The data/issn.tsv file we extract from scopus contains Scopus journal to ISSN mappings. The ISSNs are coded as either electronic
or print
. From the link you provide, it appears that the ISSN-L corresponds to either the print or electronic ISSN and is not a new ISSN itself (although I haven't checked this exhaustively).
Given that Scopus sometimes provides multiple ISSNs per journal, do you still think it would improve mappings to go through ISSN-Ls?

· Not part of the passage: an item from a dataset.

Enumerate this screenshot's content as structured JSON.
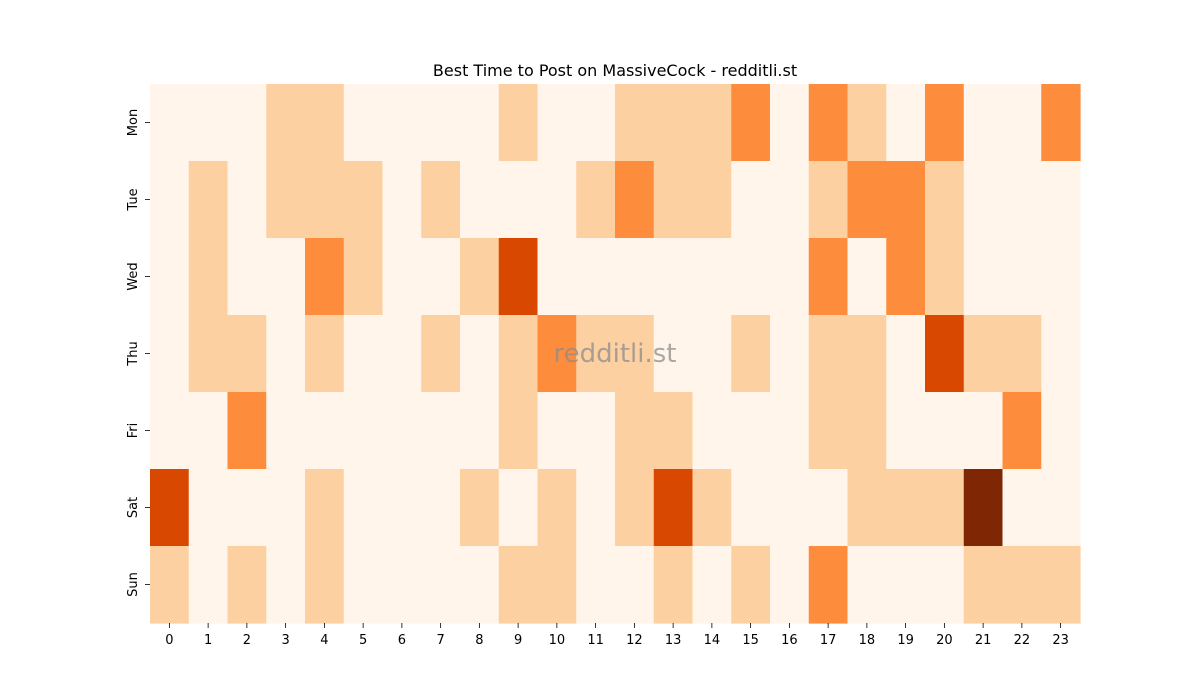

That's right, it matches one of the ISSNs. The advantage is that there's one and only one per journal, as with the Scopus and NLM IDs. Given that both NLM and Scopus seem to distinguish print and online ISSNs, it presumably wouldn't be needed in this case, but there may be cases where Scopus only has the online ISSN and pubmed only print, or vice versa. There can also be more than two, e.g. this one has seven different ISSNs, if you mouse over the icons:
https://portal.issn.org/resource/ISSN-L/0001-5393
So there's potential for different databases to end up choosing different ones. For pulling in information from other sources, e.g. WoS, Dimensions, DOAJ, I think ISSN-L would be worth considering. Perhaps something to keep in mind, anyway. They're criminally underutilized.
Nice explanation. Sounds like if we're using ISSNs to identify journals, we should always convert them to ISSN-Ls. I submitted the request.... a bit annoying that this mapping can't just be downloaded.
It took a few days and some email back and forth, but I was finally granted access to download issnltables.zip
. Added the intermediate step to convert to linking ISSNs in #8. This created 134 additional mappings between NLM and Scopus journals (out of 20,011). So a small increase in mapping coverage.